The title This Was a Man comes from a Shakespeare's Julius Caesar when Antony talks about Brutus, comparing him favourably with the other more self advancing conspirators. The man of the title is self-effacing Edward Churt (Jamie De Courcey), a high society portrait painter and married to Carol, the seductive red head and femme fatale played by the excellent Dorothea Myer-Bennet. The first act is set in Edward's Knightsbridge studio with elegant furniture and a cocktail trolley to hand.

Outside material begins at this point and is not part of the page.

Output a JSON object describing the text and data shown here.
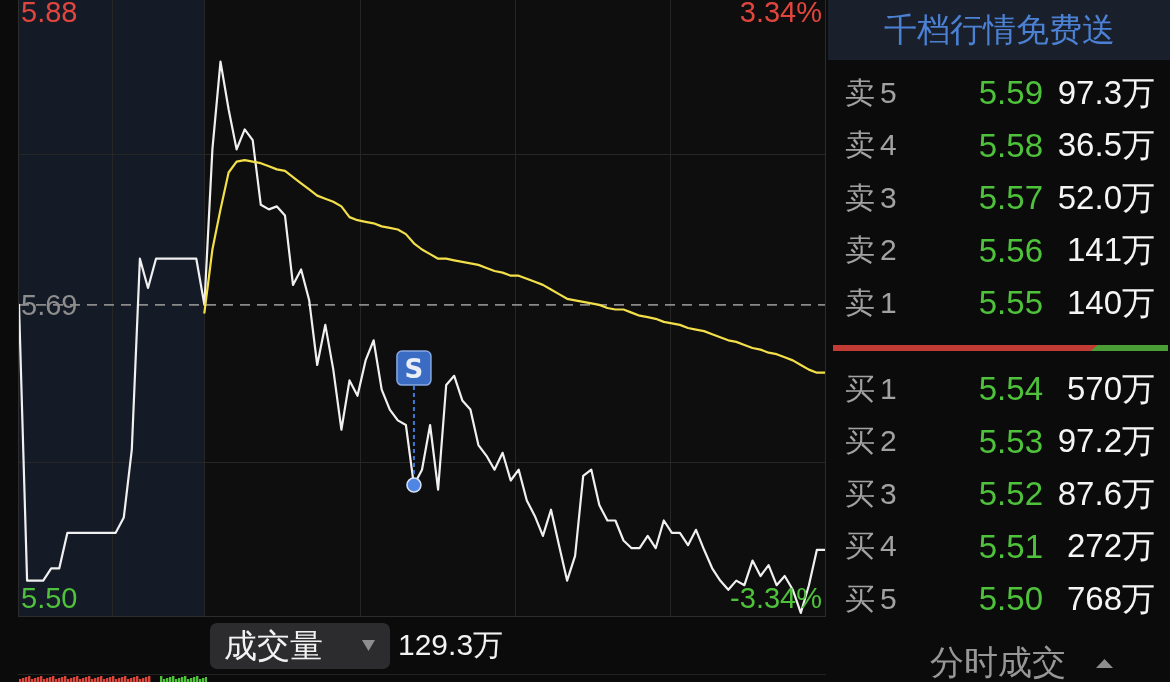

In the very first scene, at 2.30 am, Edward hides in the dark when he hears voices and giggling at the door and he is lurking behind his easel when his vivacious wife Carol comes in with a beau, the rather vapid Harry Challoner (Alex Corbet Burcher). Why Carol should find Harry more entertaining than her own husband, we don't know but the dancing and alcohol help.

Later in this act, a few weeks later, Edward will paint society heiress Margot (Grace Thurgood) and entertain Zoe (Georgina Rylance), who was involved with Edward before both of them got married to someone else. Zoe is now divorced and reminds us that in the 1920s in order to get a divorce, there was a petitioner and a guilty party. Often the accused would agree to be found in a compromising position in order for the divorce to take place.

Critical etiquette prevents me from revealing any more of the plot, except to say that it will turn and twist into an area when someone is lying and you therefore cannot be sure about the truth of anything that is said.

Evie or Evelyn Bathhurst (Robert Portal) is ex-army, a bachelor friend of Edward's who would like to help his friend but who is also conflicted.

We have a play of intense emotion and incisive skirmish with Coward's magnificently controlled dialogue: the clipped tones of British stiff upper lip delivery where everything happens just beneath the surface. It is all the more shocking when the code of restraint is broken by Carol. It is obvious that Coward is writing about his real life acquaintances combining social observation with the wit of the clever, cocktail quaffing classes.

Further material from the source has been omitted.